Pathfinder oder D&D 5.Edition

EndlessNameless

Codexleser
Hallo,

da meine letzten Rollenspielerfahrungen nun schon einige Jahre zurückliegen (wir hatten damals eine kleine Gruppe in der D&D 3.0 gespielt wurde) und ich diese jetzt gerne wieder ins Leben rufen würde, stellt sich für mich die Frage welches System besser geeignet ist.

In Frage kommen nach meiner bisherigen Recherche Pathfinder oder das relativ neu erschienene D&D 5.Edition.

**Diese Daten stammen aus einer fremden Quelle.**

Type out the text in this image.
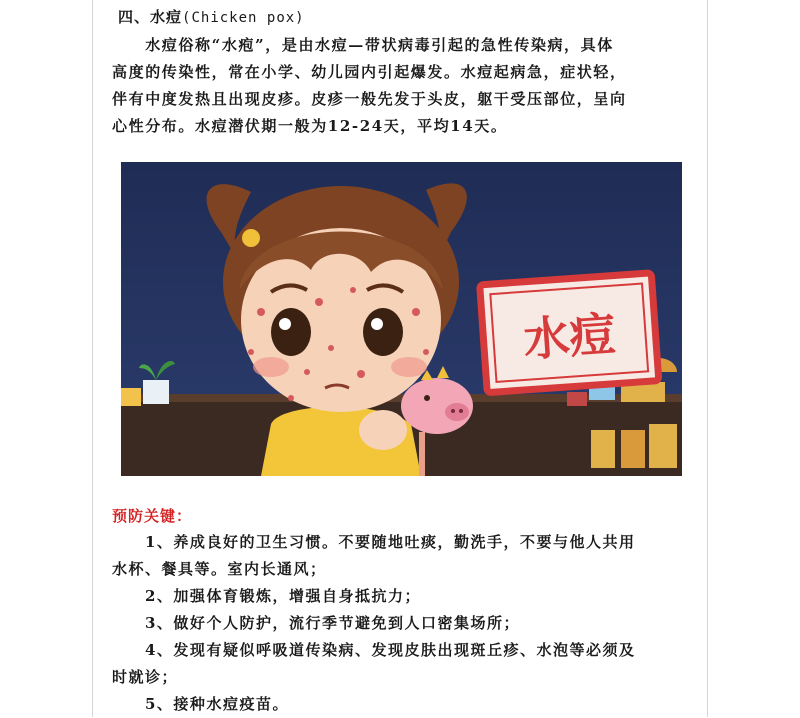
四、水痘(Chicken pox)

　　水痘俗称“水疱”，是由水痘—带状病毒引起的急性传染病，具体

高度的传染性，常在小学、幼儿园内引起爆发。水痘起病急，症状轻，

伴有中度发热且出现皮疹。皮疹一般先发于头皮，躯干受压部位，呈向

心性分布。水痘潜伏期一般为12-24天，平均14天。

水痘
预防关键：

　　1、养成良好的卫生习惯。不要随地吐痰，勤洗手，不要与他人共用

水杯、餐具等。室内长通风；

　　2、加强体育锻炼，增强自身抵抗力；

　　3、做好个人防护，流行季节避免到人口密集场所；

　　4、发现有疑似呼吸道传染病、发现皮肤出现斑丘疹、水泡等必须及

时就诊；

　　5、接种水痘疫苗。
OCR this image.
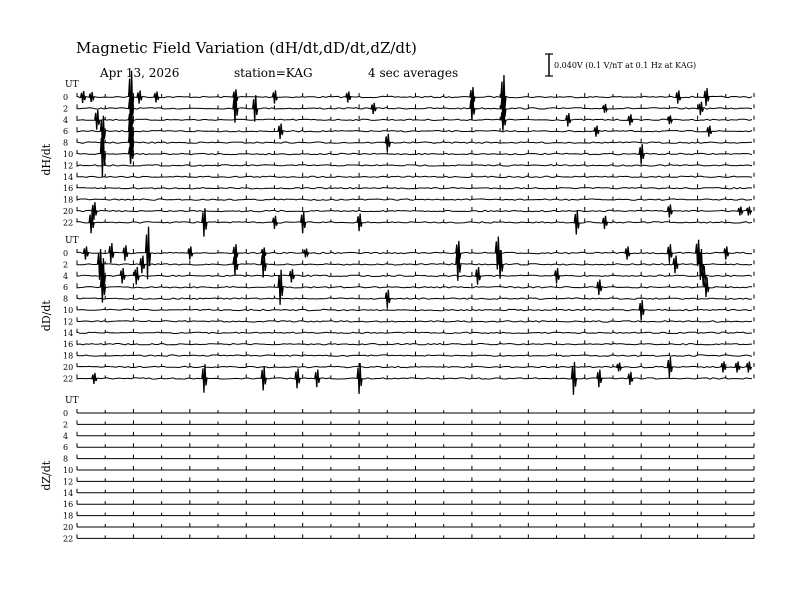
Magnetic Field Variation (dH/dt,dD/dt,dZ/dt)
Apr 13, 2026	station=KAG	4 sec averages
0.040V (0.1 V/nT at 0.1 Hz at KAG)
UT
dH/dt
0
2
4
6
8
10
12
14
16
18
20
22
UT
dD/dt
0
2
4
6
8
10
12
14
16
18
20
22
UT
dZ/dt
0
2
4
6
8
10
12
14
16
18
20
22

Kennt von euch jemand eventuell beide Systeme und kann etwas zu den Unterschieden sagen, bzw. wo die Schwerpunkte der Systeme liegen?
 

NightGoblinFanatic

Tabletop-Fanatiker
Es ist eine reine Geschmacksfrage und Frage der Ansprüche. Ich selbst spiele Pathfinder, einer meiner Mitspieler hat auch noch eine D&D5 Gruppe und hat mit beiden Regelwerken Spaß. Pathfinder ist regellastiger, man hat mehr Spezialfertigkeiten für seine Charaktere, muss aber auch mehr Zustände/Conditions, Effekte (Zauber, Wirkung von Gift usw) verwalten. D&D 5 ist da etwas vereinfacht, orientiert sich aber stärker an D&D3/Pathfinder als der Vorgänger D&D4. Wer D&D 3E kennt, kennt im Grunde auch Pathfinder, das mehr oder weniger ein D&D3.75 ist.
 

Black Wizard

Grundboxvertreter
In Frage kommen nach meiner bisherigen Recherche Pathfinder oder das relativ neu erschienene D&D 5.Edition.

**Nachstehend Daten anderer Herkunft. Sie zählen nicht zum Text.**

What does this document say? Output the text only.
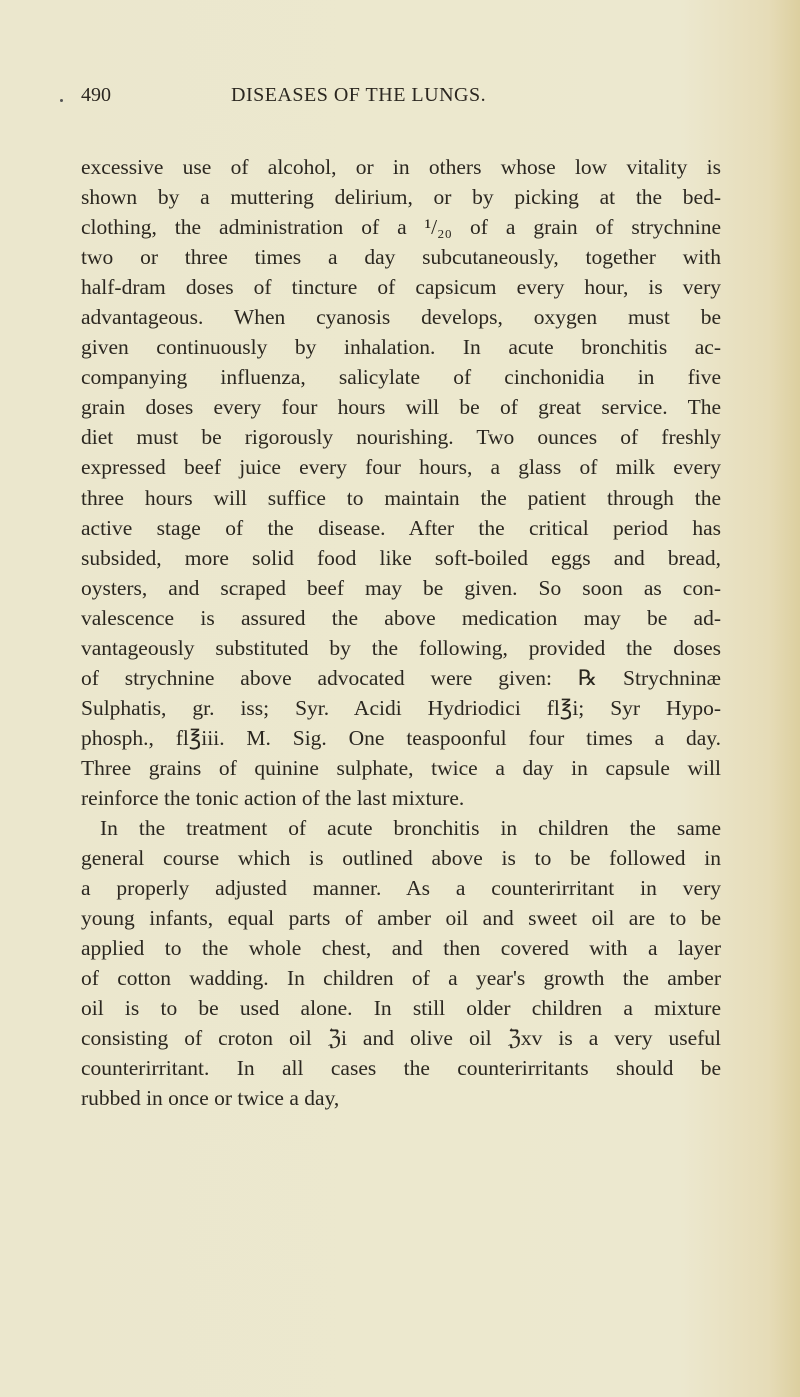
490	DISEASES OF THE LUNGS.
excessive use of alcohol, or in others whose low vitality is
shown by a muttering delirium, or by picking at the bed-
clothing, the administration of a ¹/₂₀ of a grain of strychnine
two or three times a day subcutaneously, together with
half-dram doses of tincture of capsicum every hour, is very
advantageous. When cyanosis develops, oxygen must be
given continuously by inhalation. In acute bronchitis ac-
companying influenza, salicylate of cinchonidia in five
grain doses every four hours will be of great service. The
diet must be rigorously nourishing. Two ounces of freshly
expressed beef juice every four hours, a glass of milk every
three hours will suffice to maintain the patient through the
active stage of the disease. After the critical period has
subsided, more solid food like soft-boiled eggs and bread,
oysters, and scraped beef may be given. So soon as con-
valescence is assured the above medication may be ad-
vantageously substituted by the following, provided the doses
of strychnine above advocated were given: ℞ Strychninæ
Sulphatis, gr. iss; Syr. Acidi Hydriodici fl℥i; Syr Hypo-
phosph., fl℥iii. M. Sig. One teaspoonful four times a day.
Three grains of quinine sulphate, twice a day in capsule will
reinforce the tonic action of the last mixture.
In the treatment of acute bronchitis in children the same
general course which is outlined above is to be followed in
a properly adjusted manner. As a counterirritant in very
young infants, equal parts of amber oil and sweet oil are to be
applied to the whole chest, and then covered with a layer
of cotton wadding. In children of a year's growth the amber
oil is to be used alone. In still older children a mixture
consisting of croton oil ℨi and olive oil ℨxv is a very useful
counterirritant. In all cases the counterirritants should be
rubbed in once or twice a day,
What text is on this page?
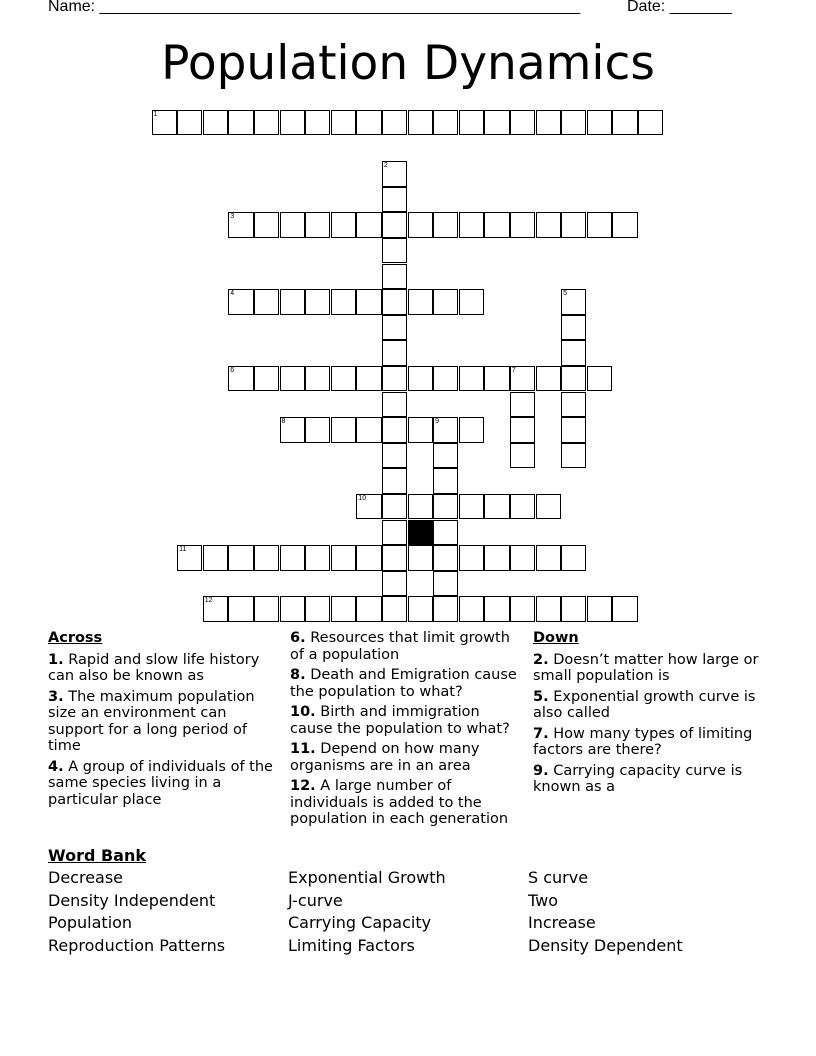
Name: ______________________________________________________	Date: _______
Population Dynamics
1
2
3
4	5
6	7
8	9
10
11
12
Across
1. Rapid and slow life history can also be known as
3. The maximum population size an environment can support for a long period of time
4. A group of individuals of the same species living in a particular place
6. Resources that limit growth of a population
8. Death and Emigration cause the population to what?
10. Birth and immigration cause the population to what?
11. Depend on how many organisms are in an area
12. A large number of individuals is added to the population in each generation
Down
2. Doesn’t matter how large or small population is
5. Exponential growth curve is also called
7. How many types of limiting factors are there?
9. Carrying capacity curve is known as a
Word Bank
Decrease
Density Independent
Population
Reproduction Patterns
Exponential Growth
J-curve
Carrying Capacity
Limiting Factors
S curve
Two
Increase
Density Dependent
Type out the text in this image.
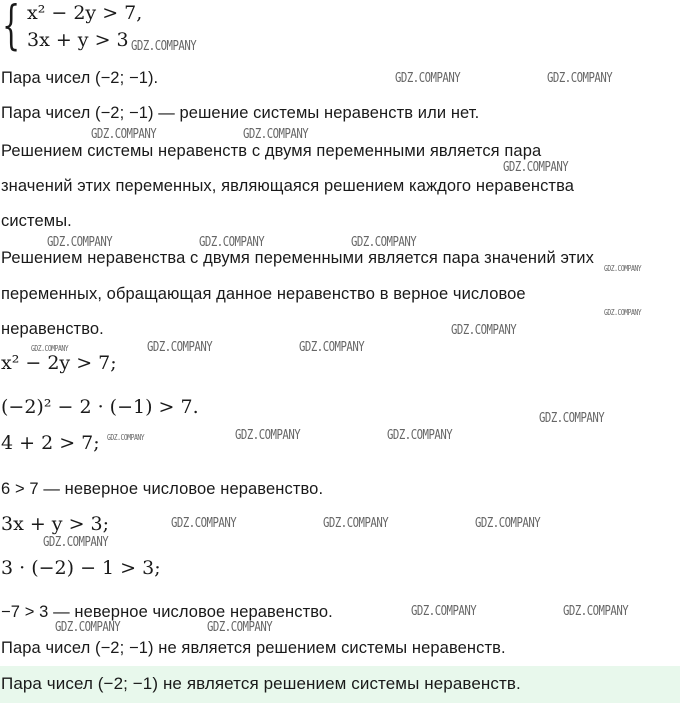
{ x² − 2y > 7,
3x + y > 3
Пара чисел (−2; −1).
Пара чисел (−2; −1) — решение системы неравенств или нет.
Решением системы неравенств с двумя переменными является пара
значений этих переменных, являющаяся решением каждого неравенства
системы.
Решением неравенства с двумя переменными является пара значений этих
переменных, обращающая данное неравенство в верное числовое
неравенство.
x² − 2y > 7;
(−2)² − 2 · (−1) > 7.
4 + 2 > 7;
6 > 7 — неверное числовое неравенство.
3x + y > 3;
3 · (−2) − 1 > 3;
−7 > 3 — неверное числовое неравенство.
Пара чисел (−2; −1) не является решением системы неравенств.
Пара чисел (−2; −1) не является решением системы неравенств.
GDZ.COMPANY
GDZ.COMPANY	GDZ.COMPANY
GDZ.COMPANY	GDZ.COMPANY
GDZ.COMPANY
GDZ.COMPANY	GDZ.COMPANY	GDZ.COMPANY
GDZ.COMPANY
GDZ.COMPANY
GDZ.COMPANY
GDZ.COMPANY	GDZ.COMPANY	GDZ.COMPANY
GDZ.COMPANY
GDZ.COMPANY	GDZ.COMPANY	GDZ.COMPANY
GDZ.COMPANY	GDZ.COMPANY	GDZ.COMPANY
GDZ.COMPANY
GDZ.COMPANY	GDZ.COMPANY
GDZ.COMPANY	GDZ.COMPANY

Kennt von euch jemand eventuell beide Systeme und kann etwas zu den Unterschieden sagen, bzw. wo die Schwerpunkte der Systeme liegen?
Relativ neu? DND 5 kam doch 2014 raus?!

Mir gefällt DnD 5 sehr gut, weil es die tolle Atmosphäre von AD&D mit einem leicht zu lernenden Regelsystem kombiniert.
 

EndlessNameless

Codexleser
Das "Neu" bezog sich dabei auf die deutsche Version von D&D 5.E. Auch wenn ich mit Englisch kein Problem habe, finde ich bei der Menge an Texten, Bücher in der Muttersprache einfach angenehmer.

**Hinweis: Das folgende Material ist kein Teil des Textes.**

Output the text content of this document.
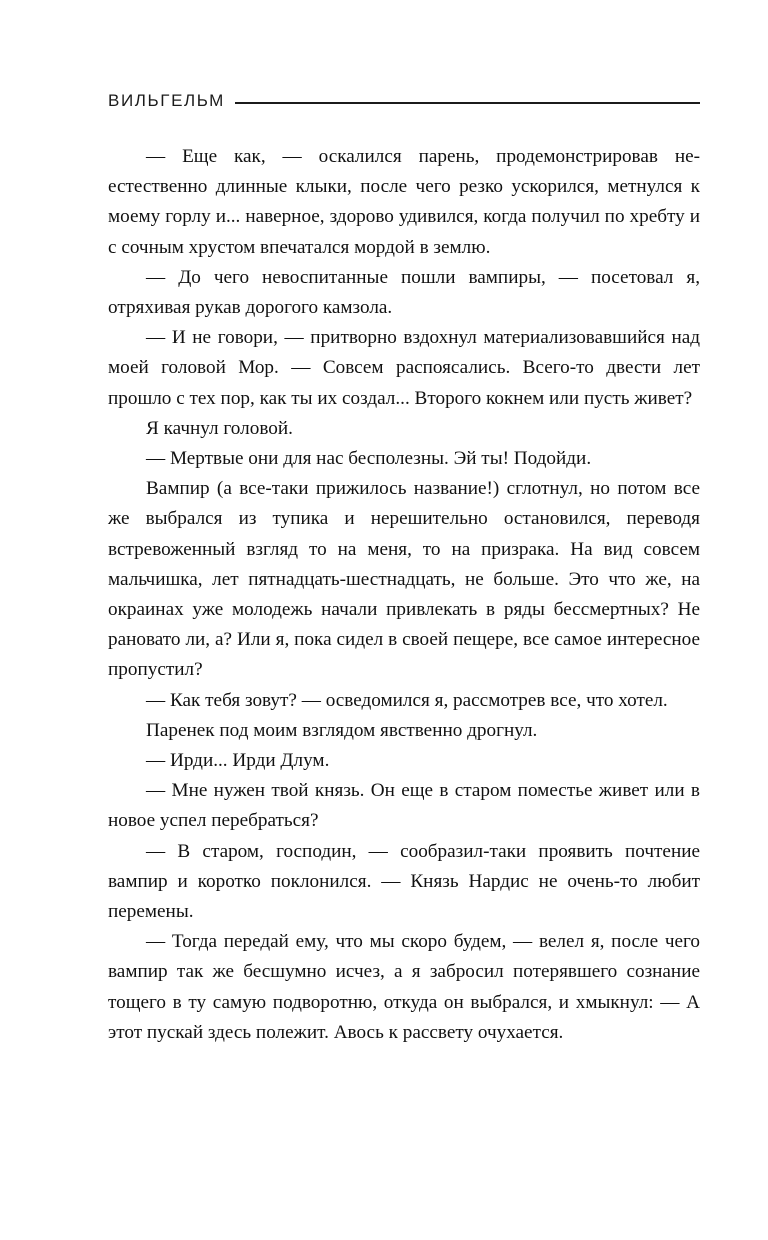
ВИЛЬГЕЛЬМ

— Еще как, — оскалился парень, продемонстрировав неестественно длинные клыки, после чего резко ускорился, метнулся к моему горлу и... наверное, здорово удивился, когда получил по хребту и с сочным хрустом впечатался мордой в землю.

— До чего невоспитанные пошли вампиры, — посетовал я, отряхивая рукав дорогого камзола.

— И не говори, — притворно вздохнул материализовавшийся над моей головой Мор. — Совсем распоясались. Всего-то двести лет прошло с тех пор, как ты их создал... Второго кокнем или пусть живет?

Я качнул головой.

— Мертвые они для нас бесполезны. Эй ты! Подойди.

Вампир (а все-таки прижилось название!) сглотнул, но потом все же выбрался из тупика и нерешительно остановился, переводя встревоженный взгляд то на меня, то на призрака. На вид совсем мальчишка, лет пятнадцать-шестнадцать, не больше. Это что же, на окраинах уже молодежь начали привлекать в ряды бессмертных? Не рановато ли, а? Или я, пока сидел в своей пещере, все самое интересное пропустил?

— Как тебя зовут? — осведомился я, рассмотрев все, что хотел.

Паренек под моим взглядом явственно дрогнул.

— Ирди... Ирди Длум.

— Мне нужен твой князь. Он еще в старом поместье живет или в новое успел перебраться?

— В старом, господин, — сообразил-таки проявить почтение вампир и коротко поклонился. — Князь Нардис не очень-то любит перемены.

— Тогда передай ему, что мы скоро будем, — велел я, после чего вампир так же бесшумно исчез, а я забросил потерявшего сознание тощего в ту самую подворотню, откуда он выбрался, и хмыкнул: — А этот пускай здесь полежит. Авось к рассвету очухается.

Ich habe jetzt mal die überarbeitete Auflage des Spielerhandbuchs von D&D 5E, welches im Februar erscheint, vorbestellt. Denke das dass leicht zu lernende Regelsystem für uns als Wiedereinsteiger, die eventuell nicht ganz so regelmäßig zum Spielen kommen, besser geeignet ist als das komplexe Pathfinder.
 

DrStrangelove

Blisterschnorrer
tolle Atmosphäre von AD&D mit einem leicht zu lernenden Regelsystem kombiniert.
Das kann ich so nur unterstreichen. Habe mit meinen Gruppen bis Herbst letzten Jahres neben HeroQuest auch AD&D2 gespielt. Das Setting hat allen immer gut gefallen, aber die komplizierten Regeln schreckten viele eher ab.
Seit Ende des letzten Jahres spielen wir 5E mit den englischen Regelwerken und sind restlos begeistert. Sehr unkompliziert zu lernen, stringent in der Funktionsweise und Optionen für kompliziertere Regeln dort, wo man es möchte.
Ich bin mir sicher, dass wir damit noch sehr lange sehr glücklich sein werden.
Das Abenteuer in der Starterbox ist im Übrigen mMn auch sehr gelungen!


Zu Pathfinder kann ich nix sagen.
 

NightGoblinFanatic

Tabletop-Fanatiker
Im Spätsommer 2019 kommt zudem Pathfinder 2.0, der kostenfreie Playtest wird ein Jahr vorher zum Download bereit stehen. Wo Pathfinder eine Art D&D 3.75 war, wird diese Version wohl eigenständiger, die Kompatibilität zu D&D 3.E geht weitestgehend verloren. Einiges was angekündigt ist, hat sich von D&D5 inspirieren lassen, zum Beispiel die geringere Bedeutung von magischer Ausrüstung.